Reading by candle light á la Ben Franklin? More like Kindle light á la the smart grid
The Amazon Kindle is just one of the many e-book
readers out there gaining popularity and allowing for
more interactivity while reading.
Post by Dan Kolbet
Last weekend I took my family to a local lake for a day at the beach. We fit in just like everyone else. Young kids, umbrella, packed lunches and the ever-present smell of sunscreen.
While our daughters played in the sand in front of us, my wife and I both pulled out books to pass the time. But here’s where we differ. My wife’s novel was of the “old fashioned” variety, or if you prefer, a printed book. I flipped on my Amazon Kindle DX, which allowed me to access more than just my current spy novel, but my entire library from the past year.
I made sure to charge up the device at home the night before – to make sure I wouldn’t get stuck with a dead battery halfway through the next action sequence. I wasn’t too worried. One charge of a few hours usually lasts me about two weeks. I made it through a few short chapters in between trips to the waves and games of catch with the kids.
This relatively inconsequential experience got me thinking more about how much I depend on electricity. Sure, if the lights go out during a storm, you can’t escape it. But to pass the time you might grab a book (á la Ben Franklin with a candle). Better make sure your e-book has some juice.
This week, Amazon noted that it currently sells more Kindle e-books than hardcover books.
The Kindle, Apple’s iPad, Barnes and Noble’s Nook, among others are continuing to grow in popularity and I would argue that they are more making reading more personal and enjoyable than ever before. No need to drive to your local store, browse pretty pictures on the covers of your books then commit to one, drive home and start reading only to find out this book isn’t for you. You can shop, sample and buy (or decide not to buy) from anywhere. You can set the font of your book to suit your tastes or visual needs. And you can carry your entire library with you all the time.
But you need one thing – electricity.
It’s true that you can plug in just about anywhere you go to get your e-book powered up, and thanks to the long battery life of these devices, you should be A-OK during storm season. But as these devices, or other electronics that we probably can’t imagine yet, become mainstream, our dependence on electricity will have saturated every aspect of our lives – even more than it is today. Just think of what your living room looked like 15 years ago. Did you have a DVR, laptop, DVD player, X-Box 360, smart phone, e-book or wireless modem, plugged in? I dare you to say yes. We just didn’t have access to this sort of technology for entertainment and communications back then.
And “back then” wasn’t that long ago. So what will your living room (or trip to the beach) look like 5, 10 or 15 years from today? I certainly don’t have an answer, but I know it will continue to rely on energy, and I’m glad Avista will be around to provide it.
We talk a lot about the smart grid and the future of energy.

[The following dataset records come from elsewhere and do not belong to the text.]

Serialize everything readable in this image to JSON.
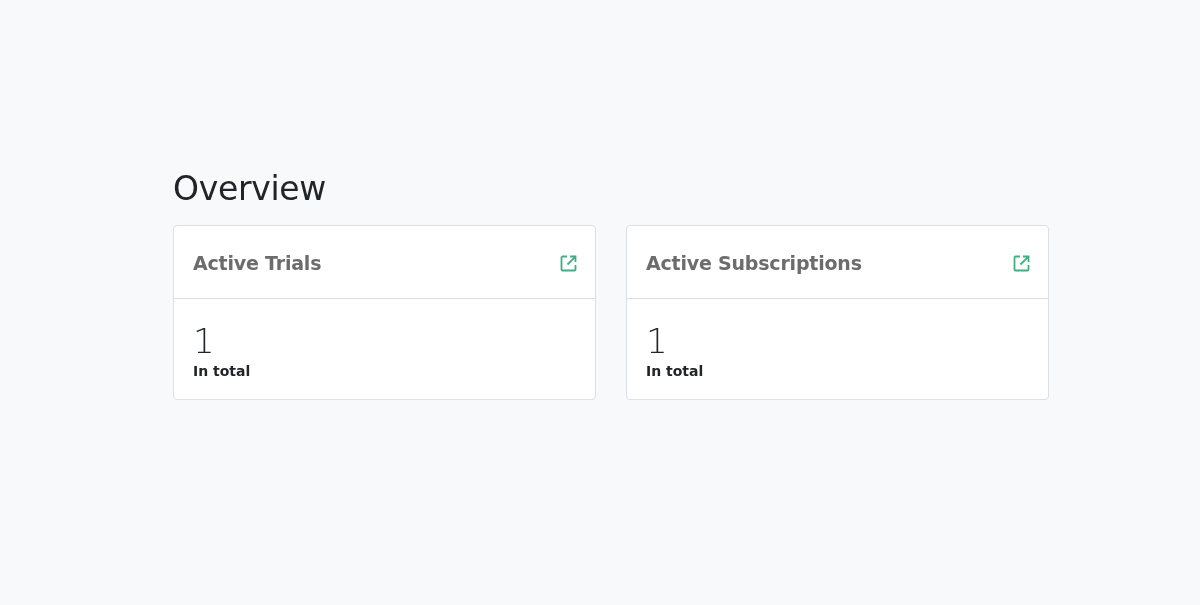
{
  "page": {
    "title": "Overview"
  },
  "cards": [
    {
      "title": "Active Trials",
      "value": "1",
      "caption": "In total"
    },
    {
      "title": "Active Subscriptions",
      "value": "1",
      "caption": "In total"
    }
  ]
}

The definition of smart grid is really dependant on who is defining it, but I’d offer this – it’s about you having more control of your energy usage and your utility having better ways to deliver it. It will eventually provide choices for you to consider based on cost, source or whatever is important to you.

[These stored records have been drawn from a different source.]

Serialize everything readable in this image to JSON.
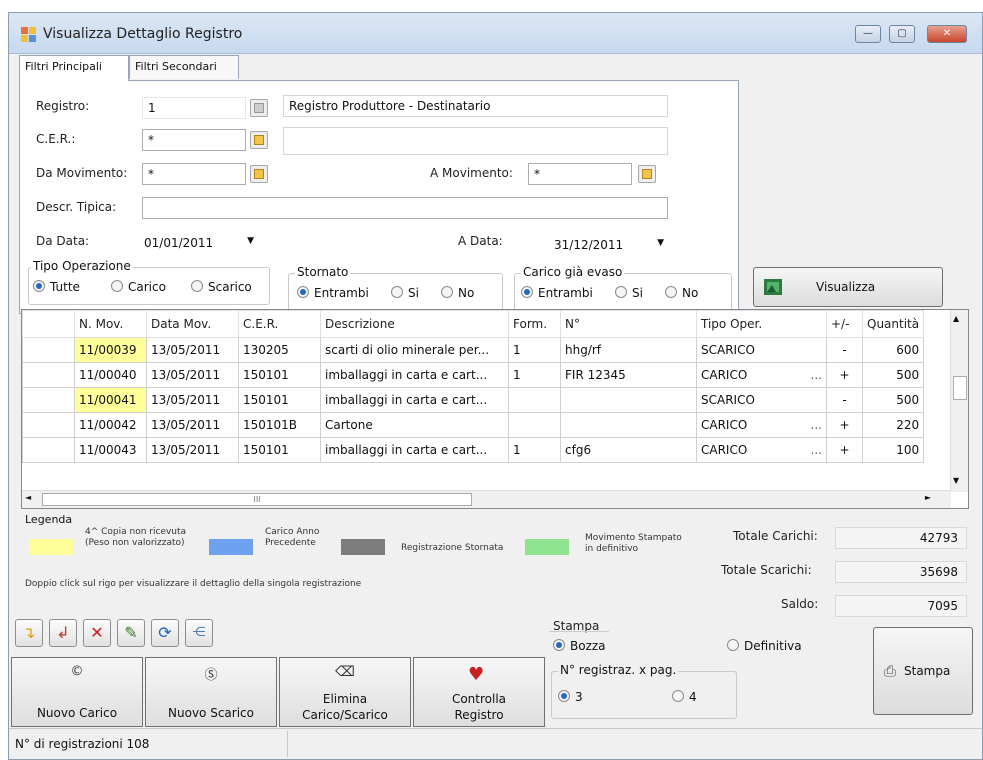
{
  "window": {
    "title": "Visualizza Dettaglio Registro",
    "min": "—",
    "max": "▢",
    "close": "✕"
  },
  "tabs": [
    {
      "label": "Filtri Principali"
    },
    {
      "label": "Filtri Secondari"
    }
  ],
  "filters": {
    "registro_label": "Registro:",
    "registro_value": "1",
    "registro_desc": "Registro Produttore - Destinatario",
    "cer_label": "C.E.R.:",
    "cer_value": "*",
    "da_mov_label": "Da Movimento:",
    "da_mov_value": "*",
    "a_mov_label": "A Movimento:",
    "a_mov_value": "*",
    "descr_label": "Descr. Tipica:",
    "descr_value": "",
    "da_data_label": "Da Data:",
    "da_data_value": "01/01/2011",
    "a_data_label": "A Data:",
    "a_data_value": "31/12/2011",
    "tipo_op": {
      "caption": "Tipo Operazione",
      "opts": [
        "Tutte",
        "Carico",
        "Scarico"
      ]
    },
    "stornato": {
      "caption": "Stornato",
      "opts": [
        "Entrambi",
        "Si",
        "No"
      ]
    },
    "evaso": {
      "caption": "Carico già evaso",
      "opts": [
        "Entrambi",
        "Si",
        "No"
      ]
    },
    "visualizza": "Visualizza"
  },
  "grid": {
    "headers": [
      "",
      "N. Mov.",
      "Data Mov.",
      "C.E.R.",
      "Descrizione",
      "Form.",
      "N°",
      "Tipo Oper.",
      "+/-",
      "Quantità"
    ],
    "rows": [
      {
        "nmov": "11/00039",
        "data": "13/05/2011",
        "cer": "130205",
        "descr": "scarti di olio minerale per...",
        "form": "1",
        "n": "hhg/rf",
        "tipo": "SCARICO",
        "dots": "",
        "sign": "-",
        "qta": "600",
        "yellow": true
      },
      {
        "nmov": "11/00040",
        "data": "13/05/2011",
        "cer": "150101",
        "descr": "imballaggi in carta e cart...",
        "form": "1",
        "n": "FIR 12345",
        "tipo": "CARICO",
        "dots": "...",
        "sign": "+",
        "qta": "500",
        "yellow": false
      },
      {
        "nmov": "11/00041",
        "data": "13/05/2011",
        "cer": "150101",
        "descr": "imballaggi in carta e cart...",
        "form": "",
        "n": "",
        "tipo": "SCARICO",
        "dots": "",
        "sign": "-",
        "qta": "500",
        "yellow": true
      },
      {
        "nmov": "11/00042",
        "data": "13/05/2011",
        "cer": "150101B",
        "descr": "Cartone",
        "form": "",
        "n": "",
        "tipo": "CARICO",
        "dots": "...",
        "sign": "+",
        "qta": "220",
        "yellow": false
      },
      {
        "nmov": "11/00043",
        "data": "13/05/2011",
        "cer": "150101",
        "descr": "imballaggi in carta e cart...",
        "form": "1",
        "n": "cfg6",
        "tipo": "CARICO",
        "dots": "...",
        "sign": "+",
        "qta": "100",
        "yellow": false
      }
    ],
    "hscroll_thumb": "III"
  },
  "legend": {
    "title": "Legenda",
    "items": [
      {
        "color": "#ffff99",
        "text1": "4^ Copia non ricevuta",
        "text2": "(Peso non valorizzato)"
      },
      {
        "color": "#6ea1f0",
        "text1": "Carico Anno",
        "text2": "Precedente"
      },
      {
        "color": "#7d7d7d",
        "text1": "Registrazione Stornata",
        "text2": ""
      },
      {
        "color": "#8fe38f",
        "text1": "Movimento Stampato",
        "text2": "in definitivo"
      }
    ],
    "hint": "Doppio click sul rigo per visualizzare il dettaglio della singola registrazione"
  },
  "totals": {
    "carichi_label": "Totale Carichi:",
    "carichi": "42793",
    "scarichi_label": "Totale Scarichi:",
    "scarichi": "35698",
    "saldo_label": "Saldo:",
    "saldo": "7095"
  },
  "toolbar_icons": [
    "add-row-icon",
    "undo-row-icon",
    "delete-icon",
    "edit-icon",
    "refresh-icon",
    "tree-icon"
  ],
  "actions": {
    "nuovo_carico": "Nuovo Carico",
    "nuovo_scarico": "Nuovo Scarico",
    "elimina1": "Elimina",
    "elimina2": "Carico/Scarico",
    "controlla1": "Controlla",
    "controlla2": "Registro"
  },
  "stampa": {
    "caption": "Stampa",
    "bozza": "Bozza",
    "definitiva": "Definitiva",
    "nreg_caption": "N° registraz. x pag.",
    "opt3": "3",
    "opt4": "4",
    "button": "Stampa"
  },
  "status": {
    "text": "N° di registrazioni 108"
  }
}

As common items like books, that have traditionally been non-electric, gain interactivity (and an electric charge), our use of energy will eventually seep into every aspect of our lives. From a ‘pursuit of happiness’ standpoint, that’s great, but there’s one thing that I urge you to remember: all these digital comforts have to be powered, so be smart about your usage. At the same time we’ll continue to plan for the future to make sure we can meet your needs.